Les marchés anticipent la publication des résultats
du troisième trimestre avec un certain optimisme.

Les négociations entre le Royaume-Uni et l’UE sur les relations commerciales post-Brexit se poursuivent de manière intense, et le négociateur en chef de l’UE Michel Barnier a suggéré qu’elles se déroulaient sur un ton plus «constructif», malgré un certain nombre de points d’achoppement. Sans accord, le Royaume-Uni retournerait aux conditions de base de l’OMC, ce qui représenterait un coup dur pour la compétitivité du Royaume Uni, dont l’UE représente plus de 50% des importations.

L’indice DXY du dollar américain a enregistré sa plus forte perte en six semaines, sur l’espoir d’un accord pour de nouvelles mesures de relance, mais a rebondi depuis à +1,5% depuis son niveau du 31 août (le plus bas depuis deux ans). L’euro a perdu de la valeur par rapport à la livre sterling en raison des espoirs d’un accord sur le Brexit, mais la volatilité devrait augmenter suite aux nouveaux développements dans ce dossier. L’or a, quant à lui, reflété l’inverse du dollar, rebondissant en fin de semaine dernière mais revenant juste en dessous de 1900 dollars l’once. Les prix du pétrole ont subi des baisses massives suite au test positif au coronavirus de Trump avant de regagner une partie du terrain perdu, le WTI se retrouvant au-dessus de 40 dollars et le Brent autour de 42,5 dollars le baril.

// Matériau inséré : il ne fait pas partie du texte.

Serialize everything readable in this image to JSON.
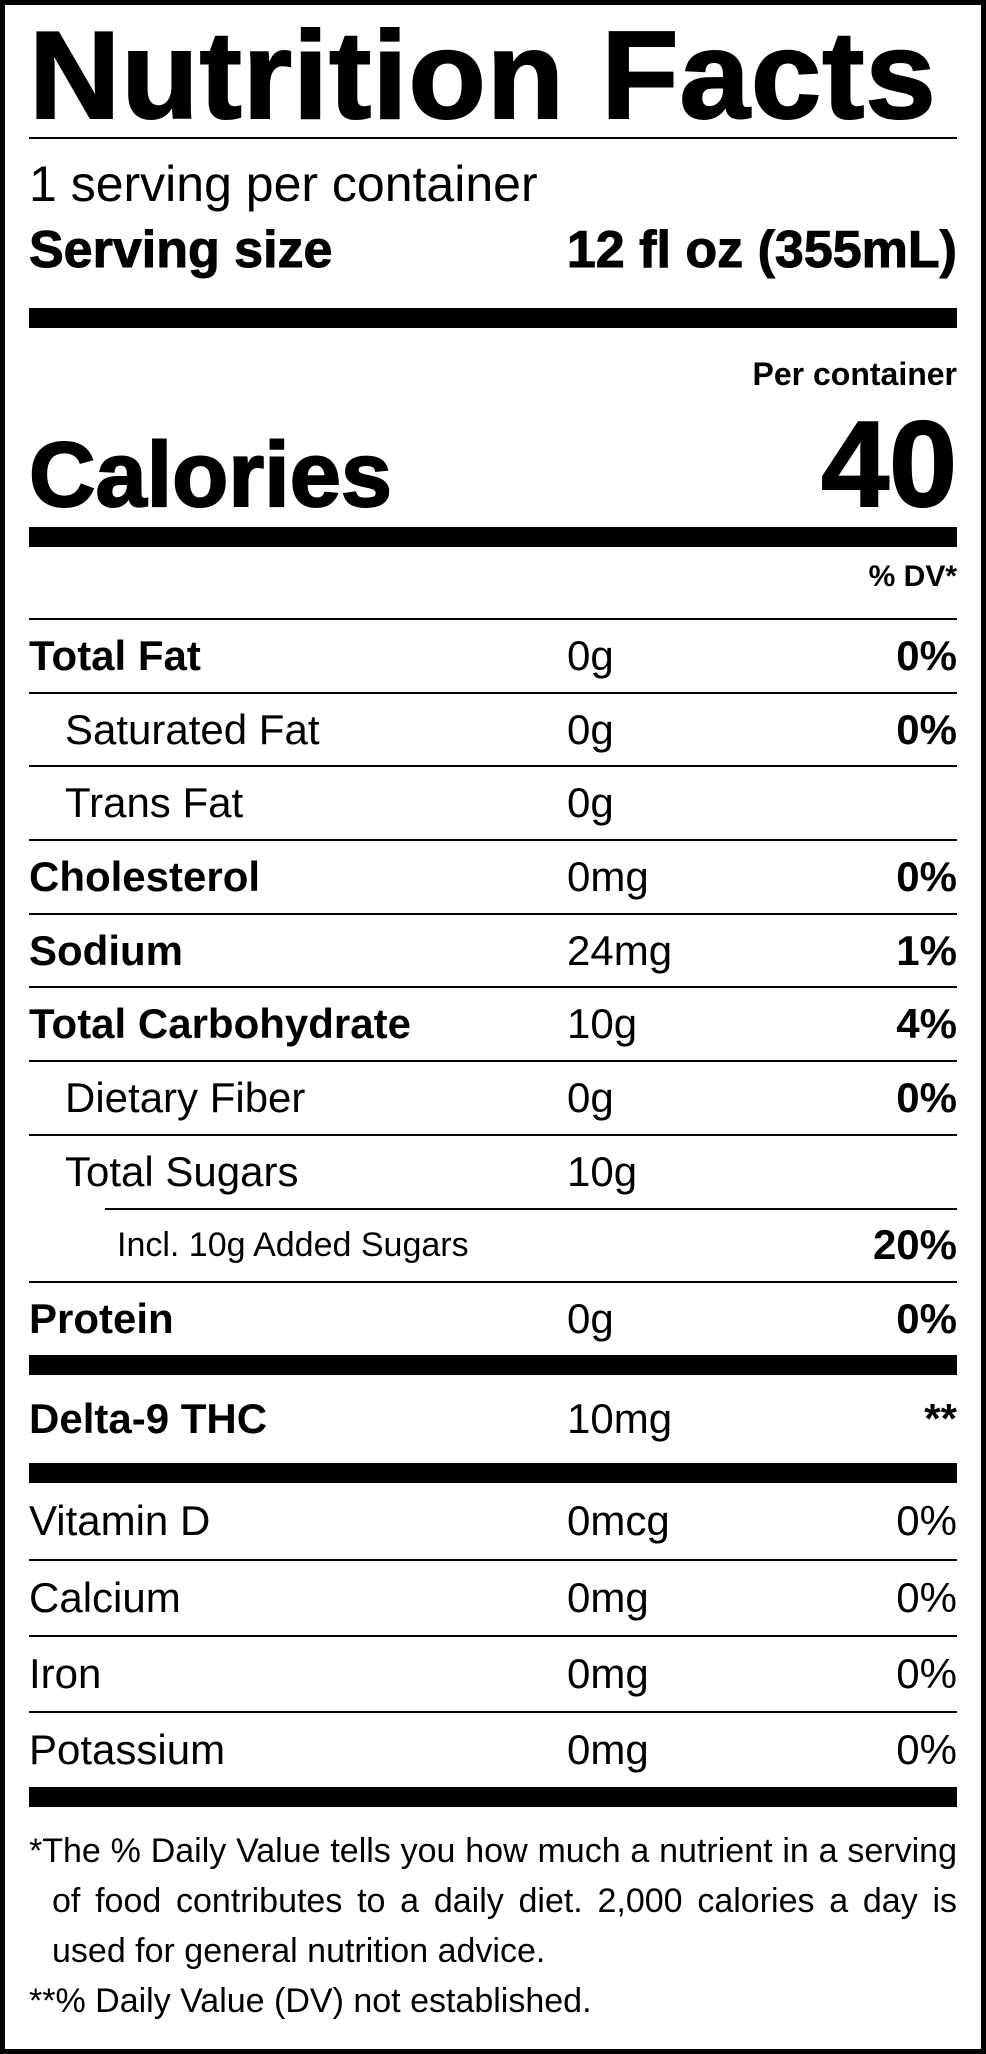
{
  "title": "Nutrition Facts",
  "servings": "1 serving per container",
  "serving_size_label": "Serving size",
  "serving_size_value": "12 fl oz (355mL)",
  "per_container": "Per container",
  "calories_label": "Calories",
  "calories_value": "40",
  "dv_header": "% DV*",
  "nutrients": [
    {
      "name": "Total Fat",
      "amount": "0g",
      "dv": "0%",
      "style": "bold"
    },
    {
      "name": "Saturated Fat",
      "amount": "0g",
      "dv": "0%",
      "style": "sub"
    },
    {
      "name": "Trans Fat",
      "amount": "0g",
      "dv": "",
      "style": "sub"
    },
    {
      "name": "Cholesterol",
      "amount": "0mg",
      "dv": "0%",
      "style": "bold"
    },
    {
      "name": "Sodium",
      "amount": "24mg",
      "dv": "1%",
      "style": "bold"
    },
    {
      "name": "Total Carbohydrate",
      "amount": "10g",
      "dv": "4%",
      "style": "bold"
    },
    {
      "name": "Dietary Fiber",
      "amount": "0g",
      "dv": "0%",
      "style": "sub"
    },
    {
      "name": "Total Sugars",
      "amount": "10g",
      "dv": "",
      "style": "sub"
    },
    {
      "name": "Incl. 10g Added Sugars",
      "amount": "",
      "dv": "20%",
      "style": "sub2"
    },
    {
      "name": "Protein",
      "amount": "0g",
      "dv": "0%",
      "style": "bold"
    }
  ],
  "thc": {
    "name": "Delta-9 THC",
    "amount": "10mg",
    "dv": "**"
  },
  "vitamins": [
    {
      "name": "Vitamin D",
      "amount": "0mcg",
      "dv": "0%"
    },
    {
      "name": "Calcium",
      "amount": "0mg",
      "dv": "0%"
    },
    {
      "name": "Iron",
      "amount": "0mg",
      "dv": "0%"
    },
    {
      "name": "Potassium",
      "amount": "0mg",
      "dv": "0%"
    }
  ],
  "footnote_1": "*The % Daily Value tells you how much a nutrient in a serving of food contributes to a daily diet. 2,000 calories a day is used for general nutrition advice.",
  "footnote_2": "**% Daily Value (DV) not established."
}
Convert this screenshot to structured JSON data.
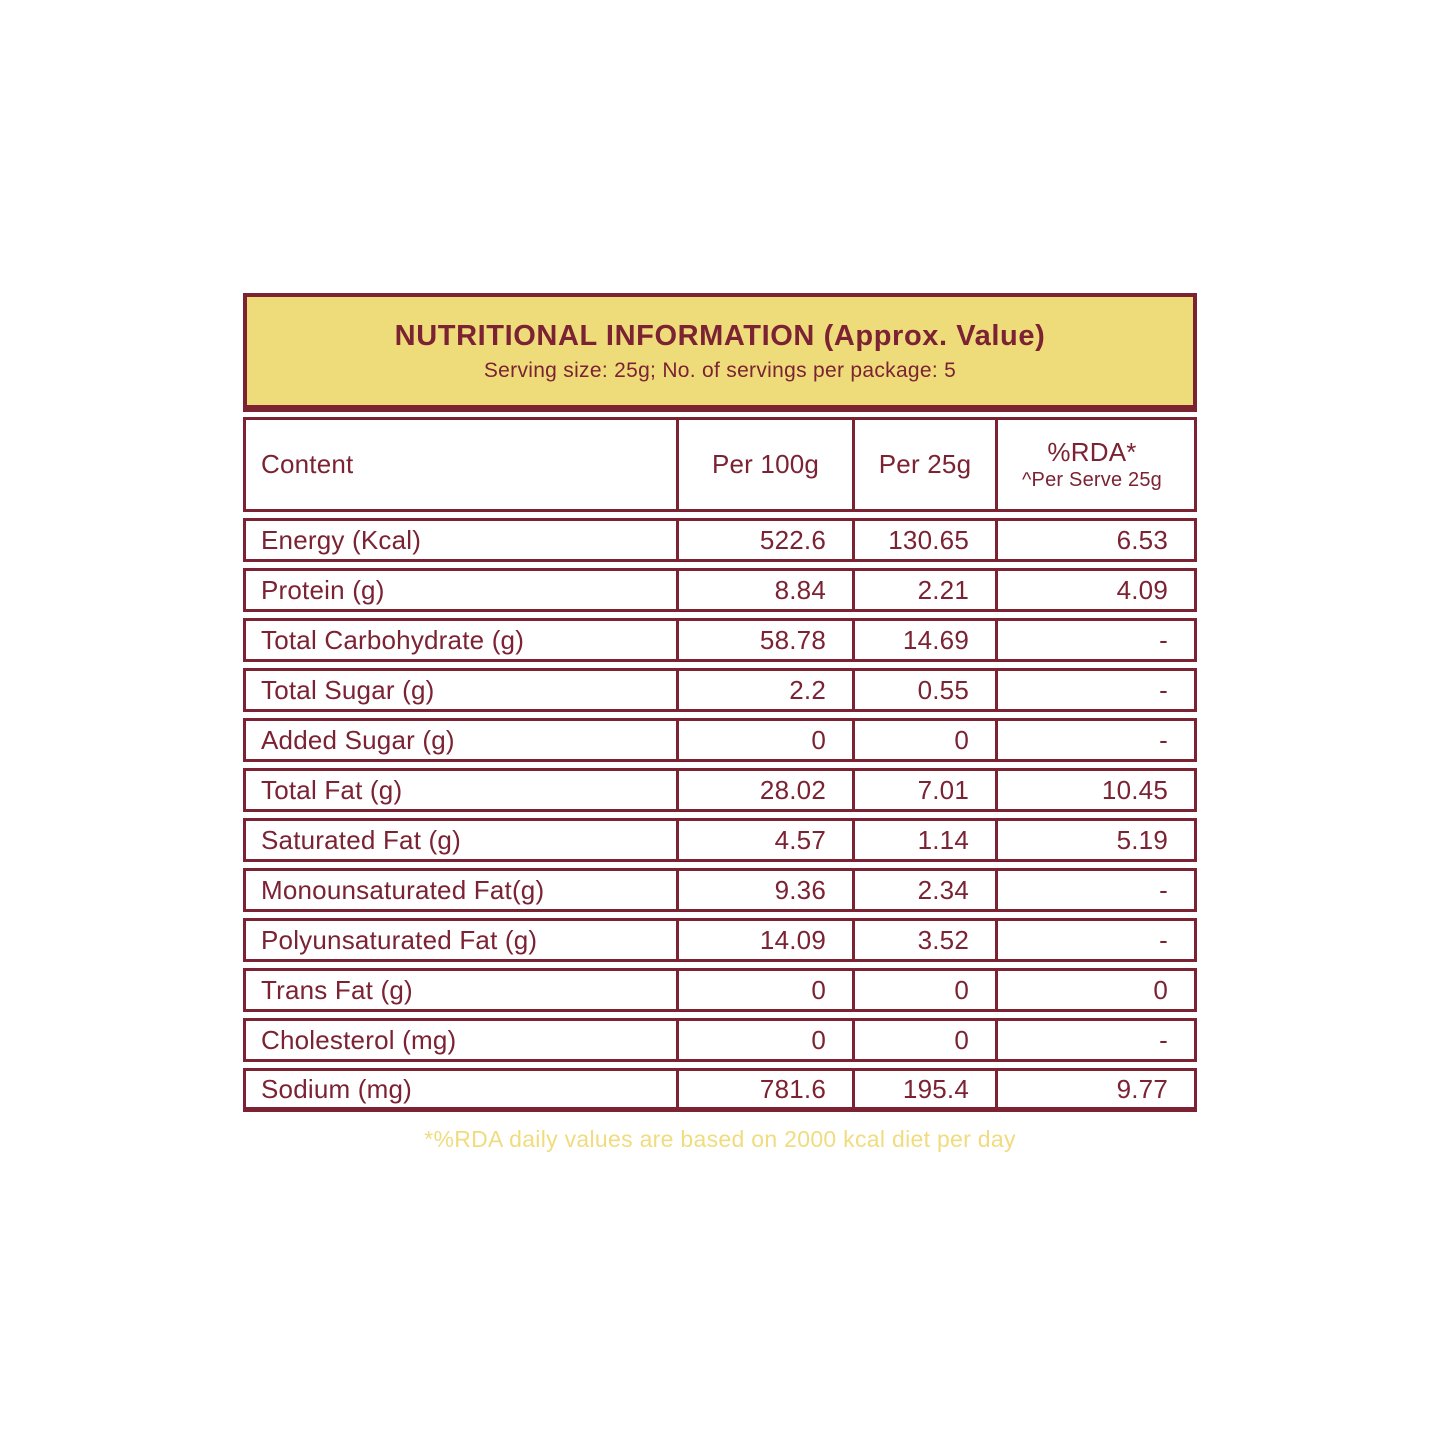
{
  "colors": {
    "maroon": "#7B2233",
    "gold_bg": "#EEDC7B",
    "note_gold": "#F0DC7E"
  },
  "header": {
    "title": "NUTRITIONAL INFORMATION (Approx. Value)",
    "subtitle": "Serving size: 25g; No. of servings per package: 5"
  },
  "table": {
    "columns": {
      "content": "Content",
      "per_100g": "Per 100g",
      "per_25g": "Per 25g",
      "rda_line1": "%RDA*",
      "rda_line2": "^Per Serve 25g"
    },
    "rows": [
      {
        "label": "Energy (Kcal)",
        "per100": "522.6",
        "per25": "130.65",
        "rda": "6.53"
      },
      {
        "label": "Protein (g)",
        "per100": "8.84",
        "per25": "2.21",
        "rda": "4.09"
      },
      {
        "label": "Total Carbohydrate (g)",
        "per100": "58.78",
        "per25": "14.69",
        "rda": "-"
      },
      {
        "label": "Total Sugar (g)",
        "per100": "2.2",
        "per25": "0.55",
        "rda": "-"
      },
      {
        "label": "Added Sugar (g)",
        "per100": "0",
        "per25": "0",
        "rda": "-"
      },
      {
        "label": "Total Fat (g)",
        "per100": "28.02",
        "per25": "7.01",
        "rda": "10.45"
      },
      {
        "label": "Saturated Fat (g)",
        "per100": "4.57",
        "per25": "1.14",
        "rda": "5.19"
      },
      {
        "label": "Monounsaturated Fat(g)",
        "per100": "9.36",
        "per25": "2.34",
        "rda": "-"
      },
      {
        "label": "Polyunsaturated Fat (g)",
        "per100": "14.09",
        "per25": "3.52",
        "rda": "-"
      },
      {
        "label": "Trans Fat (g)",
        "per100": "0",
        "per25": "0",
        "rda": "0"
      },
      {
        "label": "Cholesterol (mg)",
        "per100": "0",
        "per25": "0",
        "rda": "-"
      },
      {
        "label": "Sodium (mg)",
        "per100": "781.6",
        "per25": "195.4",
        "rda": "9.77"
      }
    ]
  },
  "footer": {
    "note": "*%RDA daily values are based on 2000 kcal diet per day"
  }
}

Les actifs risqués ont rebondi grâce à la dynamique positive du secteur technologique, et les investisseurs semblent soulagés par l’avance croissante de Joe Biden sur le président Trump, perçue comme réduisant le risque d’une élection contestée. De plus, l’agenda des démocrates devrait être inflationniste, un élément positif pour les actions dans la mesure où l’on peut s’attendre à une forte relance budgétaire sous la forme d’un soutien aux ménages, de dépenses d’infrastructures et d’une hausse du salaire minimum. A court terme cependant, la situation peut rester compliquée avant les élections.

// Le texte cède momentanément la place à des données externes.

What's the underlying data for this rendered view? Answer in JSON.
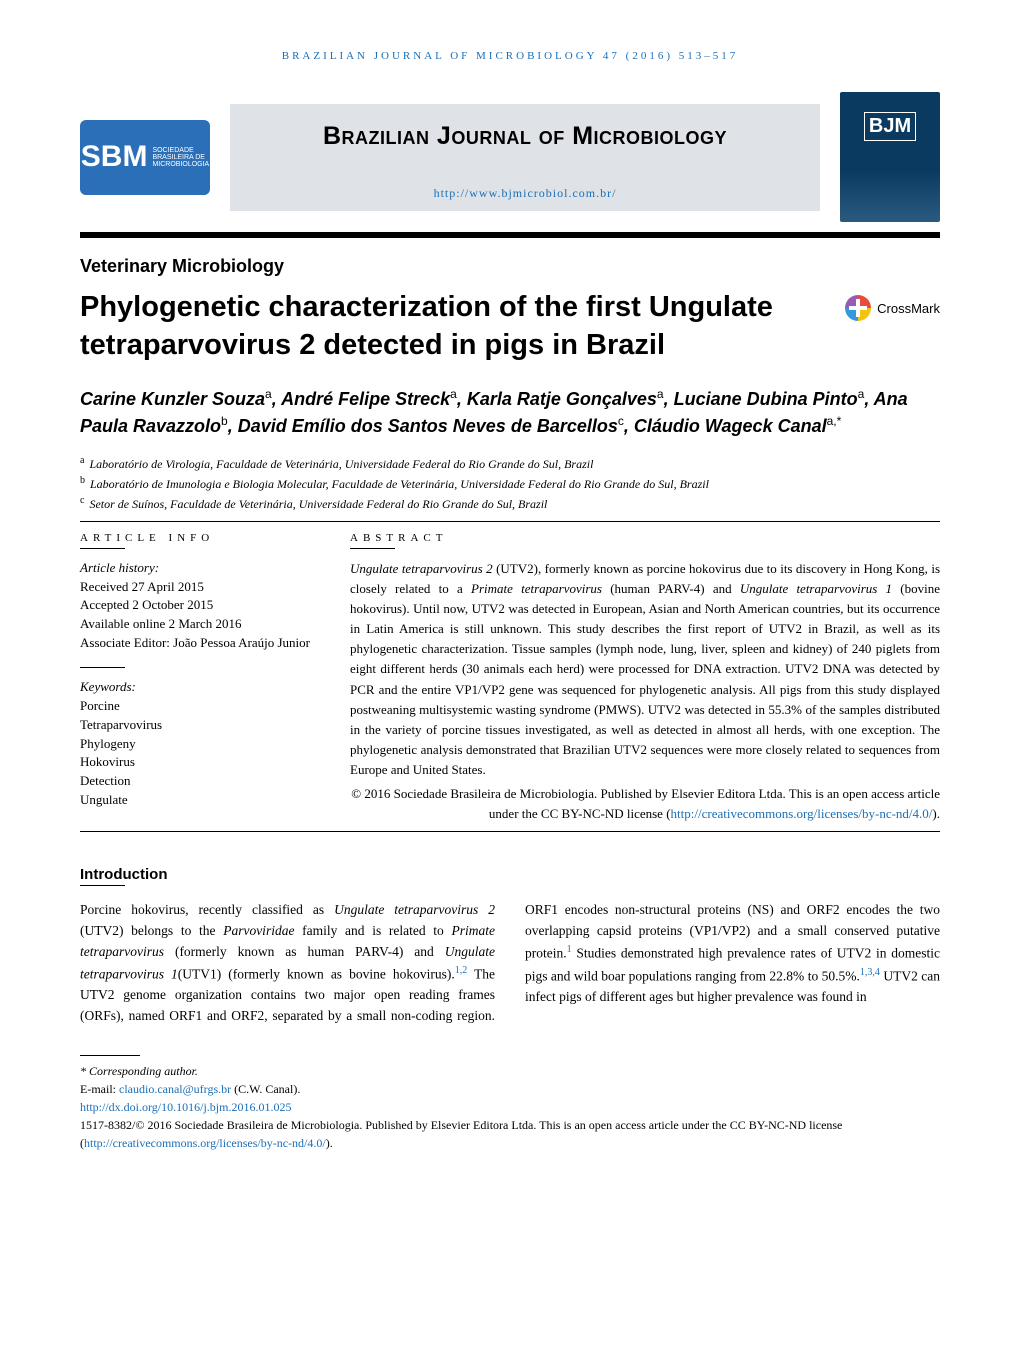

Les marchés anticipent la publication des résultats du troisième trimestre avec un certain optimisme. Les analystes ont revu leurs estimations, les abaissant au cours du deuxième trimestre de 23,6% avant de les remonter de 4,1% dans le courant du troisième. Le recul estimé des bénéfices pour le S&P500 est de -20,5%, ce qui marquerait la deuxième baisse interannuelle la plus importante depuis le deuxième trimestre 2009. Cela dit, les révisions se sont améliorées et les orientations sont également devenues plus optimistes.

Les rendements obligataires souverains se sont bien comportés malgré la volatilité des marchés actions, aussi bien aux Etats-Unis qu’en Europe. Les banques centrales ont continué d’affirmer que les faibles rendements devraient perdurer, la croissance restant fragile et les anticipations d’inflation en demi-teinte, notamment en Europe. Il faudra néanmoins garder un œil sur les taux, en particulier en cas de victoire démocrate qui pourrait impacter les anticipations d’inflation. Le mouvement devrait cependant rester contenu, sans constituer un obstacle pour le sentiment des investisseurs.

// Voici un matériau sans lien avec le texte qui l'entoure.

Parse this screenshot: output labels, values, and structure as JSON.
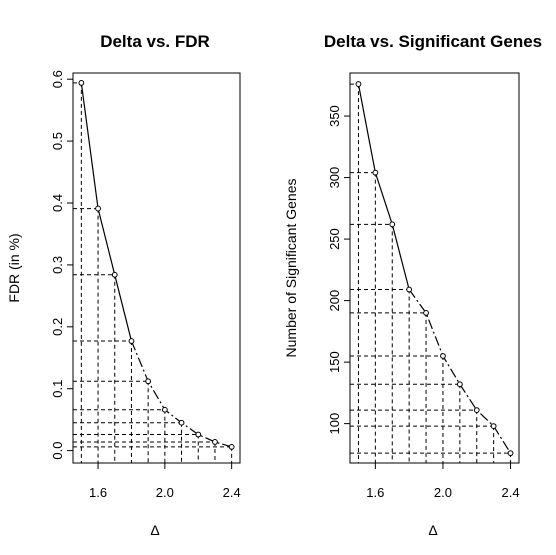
{
  "chart_data": [
    {
      "type": "line",
      "title": "Delta vs. FDR",
      "xlabel": "Δ",
      "ylabel": "FDR (in %)",
      "xlim": [
        1.45,
        2.45
      ],
      "ylim": [
        -0.02,
        0.61
      ],
      "xticks": [
        "1.6",
        "2.0",
        "2.4"
      ],
      "xtick_values": [
        1.6,
        2.0,
        2.4
      ],
      "yticks": [
        "0.0",
        "0.1",
        "0.2",
        "0.3",
        "0.4",
        "0.5",
        "0.6"
      ],
      "ytick_values": [
        0.0,
        0.1,
        0.2,
        0.3,
        0.4,
        0.5,
        0.6
      ],
      "x": [
        1.5,
        1.6,
        1.7,
        1.8,
        1.9,
        2.0,
        2.1,
        2.2,
        2.3,
        2.4
      ],
      "y": [
        0.594,
        0.391,
        0.284,
        0.177,
        0.112,
        0.066,
        0.045,
        0.026,
        0.014,
        0.006
      ],
      "drop_lines": true,
      "marker": "open-circle"
    },
    {
      "type": "line",
      "title": "Delta vs. Significant Genes",
      "xlabel": "Δ",
      "ylabel": "Number of Significant Genes",
      "xlim": [
        1.45,
        2.45
      ],
      "ylim": [
        68,
        385
      ],
      "xticks": [
        "1.6",
        "2.0",
        "2.4"
      ],
      "xtick_values": [
        1.6,
        2.0,
        2.4
      ],
      "yticks": [
        "100",
        "150",
        "200",
        "250",
        "300",
        "350"
      ],
      "ytick_values": [
        100,
        150,
        200,
        250,
        300,
        350
      ],
      "x": [
        1.5,
        1.6,
        1.7,
        1.8,
        1.9,
        2.0,
        2.1,
        2.2,
        2.3,
        2.4
      ],
      "y": [
        376,
        304,
        262,
        209,
        190,
        155,
        132,
        111,
        98,
        76
      ],
      "drop_lines": true,
      "marker": "open-circle"
    }
  ]
}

Les spreads de crédit ont continué à bien résister, se resserrant plus aux Etats-Unis qu’en Europe durant le mois d’octobre. Ils devraient évoluer dans une fourchette à court terme, mais pourraient encore se resserrer par la suite. Les titres «investment grade» pourraient encore être préférés aux «high yield», face au risque persistant de défaut et les opportunités présentées par la dette corporate émergente en devise forte, où les spreads peuvent encore se resserrer.

Dans l’ensemble, il s’agit de rester constructif à moyen terme, et ce malgré une trajectoire volatile jusqu’aux élections américaines. Il faudra garder un œil sur le rythme de la reprise ainsi que sur les taux d’hospitalisation, notamment pour savoir si les mesures actuelles de confinement en Europe s’avèreront suffisantes.